Carbohydrates are the body's main source of energy. All carbs are made up of a certain number of sugar molecules. There are two types of carbs: simple and complex. Simple carbs are made up of only a few sugar molecules while complex carbs are made up of hundreds or even thousands of sugar molecules.
Simple carbohydrates are digested and absorbed into the system a lot quicker than complex carbs. Because of this characteristic, simple carbs can be unhealthy if eaten in large quantities. Simple carbs lead to a large influx of calories into your body in a short period of time. If you don't burn that energy off right away, the body will store it as fat for later use.
Complex carbs are digested and absorbed a lot slower which leads to a more stable release of energy over a longer period of time. They can keep you full for a lot longer than simple carbs which can lead to a lower calorie intake throughout the day.
Simple carbs are not always bad. Before, during and after a workout is the best time to have a meal high in simple carbs. The calories will be absorbed quickly and give your body the energy it needs to workout and recover. Your intake of simple carbs should be limited throughout the rest of the day. Sources of simple carbs include fruit juices, soda, candy, cookies, refined flours (white bread) and other baked goods (cakes, muffins, cup cakes). Sources of complex carbs include vegetables, 100% whole wheat products (bread/pasta), brown rice, beans and legumes.

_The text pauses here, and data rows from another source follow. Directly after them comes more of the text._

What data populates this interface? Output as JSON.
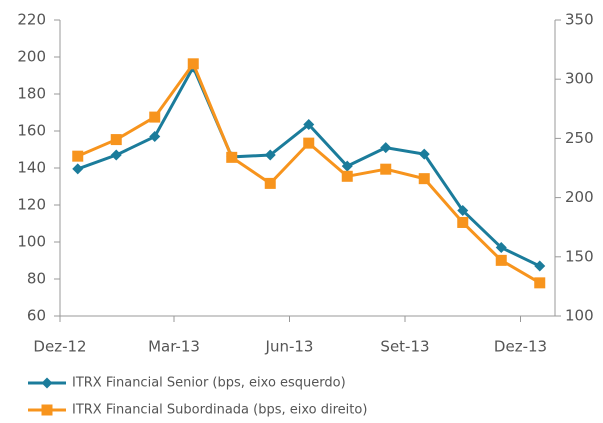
{
  "chart_data": {
    "type": "line",
    "categories": [
      "Dez-12",
      null,
      null,
      "Mar-13",
      null,
      null,
      "Jun-13",
      null,
      null,
      "Set-13",
      null,
      null,
      "Dez-13"
    ],
    "ylim": [
      60,
      220
    ],
    "yticks": [
      60,
      80,
      100,
      120,
      140,
      160,
      180,
      200,
      220
    ],
    "y2lim": [
      100,
      350
    ],
    "y2ticks": [
      100,
      150,
      200,
      250,
      300,
      350
    ],
    "series": [
      {
        "name": "ITRX Financial Senior (bps, eixo esquerdo)",
        "color": "#1b7c9b",
        "marker": "diamond",
        "values": [
          139.5,
          147,
          157,
          194.5,
          146,
          147,
          163.5,
          141,
          151,
          147.5,
          117,
          97,
          87
        ]
      },
      {
        "name": "ITRX Financial Subordinada (bps, eixo direito)",
        "color": "#f7941d",
        "marker": "square",
        "axis": "y2",
        "values": [
          235,
          249,
          268,
          313,
          234,
          212,
          246,
          218,
          224,
          216,
          179,
          147,
          128
        ]
      }
    ]
  }
}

Proteins. Proteins are the building blocks for tissue in the body. You need protein to grow new tissue (hair, nails) and to repair damaged muscles after a workout. Simply eating more protein will not force your body to make your muscles bigger. Protein can be converted into fat so eating too much protein will make you fat, not muscular.
Proteins are made up of amino acids. A protein can be described based on the types of amino acids it is composed of. The body has the ability to make some of the amino acids on its own. If it can make a certain amino acid, it is called non-essential. If it can't make an amino acid, it's called an essential amino acids. Since the body can't make essential amino acids, they must be taken in through the diet.

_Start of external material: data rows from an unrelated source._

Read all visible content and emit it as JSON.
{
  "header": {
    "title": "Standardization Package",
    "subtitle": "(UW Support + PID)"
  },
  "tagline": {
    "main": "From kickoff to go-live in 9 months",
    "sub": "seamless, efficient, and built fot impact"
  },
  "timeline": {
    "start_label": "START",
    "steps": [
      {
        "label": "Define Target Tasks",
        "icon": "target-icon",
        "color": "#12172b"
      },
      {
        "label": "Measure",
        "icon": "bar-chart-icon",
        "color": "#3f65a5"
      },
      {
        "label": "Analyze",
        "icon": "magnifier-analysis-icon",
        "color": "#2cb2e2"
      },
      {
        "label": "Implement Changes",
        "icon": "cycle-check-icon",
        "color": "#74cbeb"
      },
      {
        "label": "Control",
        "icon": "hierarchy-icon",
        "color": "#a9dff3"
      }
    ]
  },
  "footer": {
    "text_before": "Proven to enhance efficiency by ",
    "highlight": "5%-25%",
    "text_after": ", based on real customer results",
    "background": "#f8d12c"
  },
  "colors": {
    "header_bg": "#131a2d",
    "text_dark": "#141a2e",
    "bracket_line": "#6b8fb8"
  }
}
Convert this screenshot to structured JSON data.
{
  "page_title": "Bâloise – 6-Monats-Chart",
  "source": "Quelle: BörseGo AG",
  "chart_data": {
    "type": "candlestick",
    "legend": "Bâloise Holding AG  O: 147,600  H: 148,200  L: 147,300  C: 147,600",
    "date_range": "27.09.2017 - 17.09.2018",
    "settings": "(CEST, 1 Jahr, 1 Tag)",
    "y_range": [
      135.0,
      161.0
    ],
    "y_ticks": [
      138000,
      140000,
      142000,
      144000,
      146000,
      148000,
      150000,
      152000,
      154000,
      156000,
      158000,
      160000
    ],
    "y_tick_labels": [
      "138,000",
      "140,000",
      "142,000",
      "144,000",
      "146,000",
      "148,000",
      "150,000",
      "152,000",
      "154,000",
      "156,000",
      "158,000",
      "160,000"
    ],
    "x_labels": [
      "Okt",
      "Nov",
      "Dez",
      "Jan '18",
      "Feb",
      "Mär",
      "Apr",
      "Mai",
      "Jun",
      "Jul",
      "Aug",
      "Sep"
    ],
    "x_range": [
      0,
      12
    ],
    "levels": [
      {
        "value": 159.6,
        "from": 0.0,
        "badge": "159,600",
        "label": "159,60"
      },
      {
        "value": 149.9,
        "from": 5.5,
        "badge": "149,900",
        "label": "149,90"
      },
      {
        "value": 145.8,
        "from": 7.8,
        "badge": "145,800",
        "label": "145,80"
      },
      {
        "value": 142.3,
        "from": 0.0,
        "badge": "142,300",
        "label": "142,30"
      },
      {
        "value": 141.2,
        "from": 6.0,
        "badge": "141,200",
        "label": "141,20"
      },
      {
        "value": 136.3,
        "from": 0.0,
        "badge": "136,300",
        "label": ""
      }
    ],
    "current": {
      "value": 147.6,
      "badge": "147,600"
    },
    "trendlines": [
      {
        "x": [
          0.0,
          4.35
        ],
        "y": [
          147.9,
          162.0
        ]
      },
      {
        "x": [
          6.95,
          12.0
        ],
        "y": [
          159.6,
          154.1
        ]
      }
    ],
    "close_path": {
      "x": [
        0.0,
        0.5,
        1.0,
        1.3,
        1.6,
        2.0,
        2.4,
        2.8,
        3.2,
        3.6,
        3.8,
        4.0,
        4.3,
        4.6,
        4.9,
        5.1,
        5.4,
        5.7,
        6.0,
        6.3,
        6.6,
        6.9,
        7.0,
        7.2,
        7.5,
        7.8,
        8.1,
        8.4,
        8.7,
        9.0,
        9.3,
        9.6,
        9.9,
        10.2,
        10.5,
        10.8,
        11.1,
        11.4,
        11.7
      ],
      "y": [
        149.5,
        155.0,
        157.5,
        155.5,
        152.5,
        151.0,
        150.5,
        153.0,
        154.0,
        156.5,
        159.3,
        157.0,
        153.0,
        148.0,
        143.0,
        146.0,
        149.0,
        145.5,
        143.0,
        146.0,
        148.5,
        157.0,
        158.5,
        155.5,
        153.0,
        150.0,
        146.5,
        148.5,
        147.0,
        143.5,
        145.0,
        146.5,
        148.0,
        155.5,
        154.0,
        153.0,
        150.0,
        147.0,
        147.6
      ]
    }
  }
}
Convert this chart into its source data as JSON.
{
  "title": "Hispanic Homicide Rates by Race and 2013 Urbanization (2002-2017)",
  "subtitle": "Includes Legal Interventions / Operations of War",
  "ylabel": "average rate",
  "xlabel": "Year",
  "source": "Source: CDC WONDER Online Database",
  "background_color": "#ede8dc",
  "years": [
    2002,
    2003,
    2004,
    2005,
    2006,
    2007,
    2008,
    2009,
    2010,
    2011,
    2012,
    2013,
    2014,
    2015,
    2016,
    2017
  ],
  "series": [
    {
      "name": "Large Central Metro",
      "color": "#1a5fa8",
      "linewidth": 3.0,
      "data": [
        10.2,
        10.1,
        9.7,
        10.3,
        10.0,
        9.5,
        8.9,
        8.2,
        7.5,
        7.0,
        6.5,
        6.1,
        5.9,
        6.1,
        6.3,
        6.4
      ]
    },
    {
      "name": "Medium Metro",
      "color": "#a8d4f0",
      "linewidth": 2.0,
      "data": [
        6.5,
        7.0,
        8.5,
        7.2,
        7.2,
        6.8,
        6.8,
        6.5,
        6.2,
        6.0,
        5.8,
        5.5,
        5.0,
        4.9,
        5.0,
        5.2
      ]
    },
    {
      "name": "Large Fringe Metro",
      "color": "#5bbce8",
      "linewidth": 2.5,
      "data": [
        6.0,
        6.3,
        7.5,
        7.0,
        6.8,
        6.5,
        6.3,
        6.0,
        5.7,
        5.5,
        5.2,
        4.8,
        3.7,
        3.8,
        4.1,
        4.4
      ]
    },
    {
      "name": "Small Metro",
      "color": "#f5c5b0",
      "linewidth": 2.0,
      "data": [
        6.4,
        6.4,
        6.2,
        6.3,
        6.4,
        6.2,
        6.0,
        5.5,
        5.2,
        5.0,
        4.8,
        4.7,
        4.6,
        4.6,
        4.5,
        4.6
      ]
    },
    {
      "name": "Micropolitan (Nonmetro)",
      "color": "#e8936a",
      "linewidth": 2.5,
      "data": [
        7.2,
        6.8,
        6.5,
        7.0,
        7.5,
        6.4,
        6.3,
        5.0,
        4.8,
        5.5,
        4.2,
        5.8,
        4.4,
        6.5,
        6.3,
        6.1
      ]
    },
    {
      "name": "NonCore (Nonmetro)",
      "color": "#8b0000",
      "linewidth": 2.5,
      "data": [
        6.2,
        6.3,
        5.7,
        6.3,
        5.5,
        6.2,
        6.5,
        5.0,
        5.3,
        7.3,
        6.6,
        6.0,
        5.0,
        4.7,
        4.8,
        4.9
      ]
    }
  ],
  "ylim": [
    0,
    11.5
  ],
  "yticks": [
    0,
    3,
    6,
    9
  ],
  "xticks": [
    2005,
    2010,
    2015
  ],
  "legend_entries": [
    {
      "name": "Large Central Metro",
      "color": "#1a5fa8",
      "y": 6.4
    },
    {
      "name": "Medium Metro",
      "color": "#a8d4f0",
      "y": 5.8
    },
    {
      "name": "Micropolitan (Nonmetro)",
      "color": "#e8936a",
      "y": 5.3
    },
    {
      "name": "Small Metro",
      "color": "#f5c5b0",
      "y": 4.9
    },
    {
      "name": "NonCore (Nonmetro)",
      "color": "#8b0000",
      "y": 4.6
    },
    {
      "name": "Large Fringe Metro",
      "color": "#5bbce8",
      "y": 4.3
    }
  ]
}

Proteins are all made up of different amino acids. If a protein contains all of the essential amino acids it's called a complete protein. If it's missing any of the essential amino acids, it's called an incomplete protein. The body needs all of the essential amino acids to build and repair tissue. You can aid your body in this process by eating a wide variety of proteins. They don't all have to be complete proteins, a wide variety of foods will enable your body to get all of the essential amino acids, even from incomplete sources. Good sources of protein include low-fat dairy, soy, nuts, peanut butter, beans, seafood, eggs and lean meats.
The other side of the calorie balance equation is how much energy you burn. You can increase the amount of calories your body burns through physical activity - exercise. There are two main types of exercise: cardiovascular and strength training. Cardiovascular exercise, or cardio, is any activity that increases your heart rate over an extended period of time, typically 20 minutes or longer. Good examples include running, biking, swimming, playing most sports and circuit training. Strength training is an exercise that puts a load on your muscles causing them to grow. Good examples include weight lifting and body weight exercises (push ups).
Get a free personalized workout routine.
The Bottom Line
The bottom line is that calories not only control your weight but also your overall health. Eating a wide variety of healthy foods, keeping your calorie intake at the appropriate level and exercising on a regular basis will improve your overall health.